24 March 2010 Filed In: corner view, tribeca





There are days when I walk around my neighborhood just to soak up the nuances that make it so gorgeous. For so long, this part of the City seemed like a foreign land to me, especially the utter quiet that would ensue after banking hours and on the weekends.

I remember walking around, pregnant with my daughter, longing for my friends in the East Village. There, I had so many neighborhood people with whom I had day-to-day relationships. There was an Indian grocer who loved to haggle with me in a loud voice. I would sometimes sit at home making up certain, special insults for him, and when I went into his store, he would teach me all kinds of other, special insults. Then, after several minutes of this back and forth, he would add a gooey brightly colored sweet in with my purchases for free, and we would smile at each other.
Two best friends in their 40’s and 50’s would invite me over for fresh baby coconut, opened at the eye with a small hammer. We would sit out on the tiny terrace and giggle like teenagers sucking out the water and scooping out the flesh with a straw.
The messes of friends who put up with all my messes and I with theirs.
I would long for the simple diversity without which life seemed a little paler:
Where are the girls in Japanese street fashion?
Where are the boys with the piercings all over and their ubiquitous pit bulls?
Where are the grannies and grampies push push pushing their carts up the street, pausing for moments to talk to one another or themselves or to catch a breath?
Where can we go to eat a pierogi at 3 am and tuck into a big cone of belgian frites at 4?
Tribeca took a while to grow on me. Where my love for my old neighborhood was instant and passionate, falling in love with Tribeca happened cautiously and only began to take place when I took time to notice the details. Here, you could swoon over the little flowers and gargoyles and nooks and crannies.

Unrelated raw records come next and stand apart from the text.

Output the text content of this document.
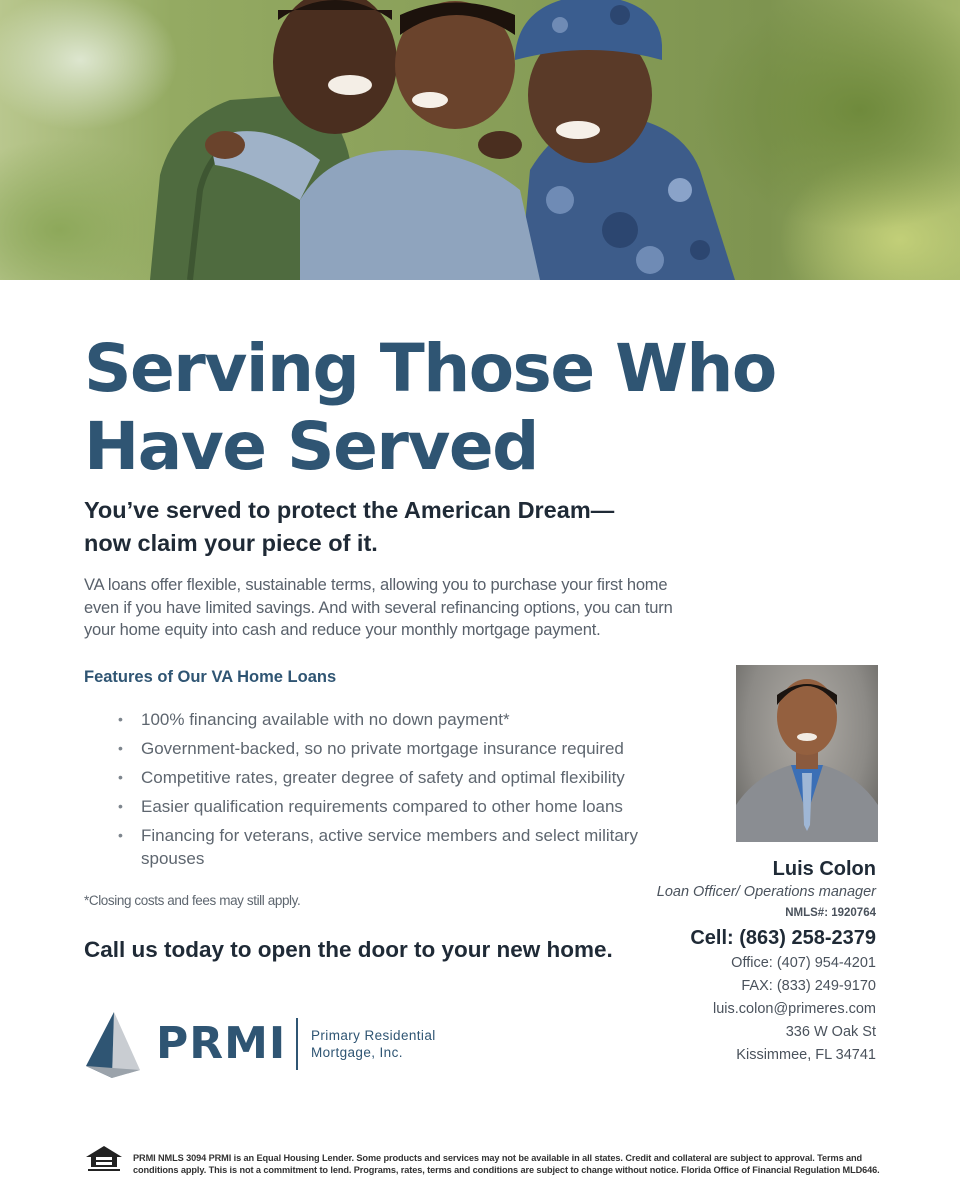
Serving Those Who
Have Served

You’ve served to protect the American Dream—
now claim your piece of it.

VA loans offer flexible, sustainable terms, allowing you to purchase your first home even if you have limited savings. And with several refinancing options, you can turn your home equity into cash and reduce your monthly mortgage payment.

Features of Our VA Home Loans
• 100% financing available with no down payment*
• Government-backed, so no private mortgage insurance required
• Competitive rates, greater degree of safety and optimal flexibility
• Easier qualification requirements compared to other home loans
• Financing for veterans, active service members and select military spouses

*Closing costs and fees may still apply.

Call us today to open the door to your new home.

PRMI Primary Residential
Mortgage, Inc.
Luis Colon
Loan Officer/ Operations manager
NMLS#: 1920764
Cell: (863) 258-2379
Office: (407) 954-4201
FAX: (833) 249-9170
luis.colon@primeres.com
336 W Oak St
Kissimmee, FL 34741

PRMI NMLS 3094 PRMI is an Equal Housing Lender. Some products and services may not be available in all states. Credit and collateral are subject to approval. Terms and conditions apply. This is not a commitment to lend. Programs, rates, terms and conditions are subject to change without notice. Florida Office of Financial Regulation MLD646.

A good friend from our neighborhood just told us that she and her family, all dear friends to the big ones and little ones in our family, are moving far away in a month.
My heart sank with the news. How precious they are, this beautiful family with whom I feel such a connection. It turns out that it is not just the small architectural details that have slowly turned this place into home, but also the rare friendships.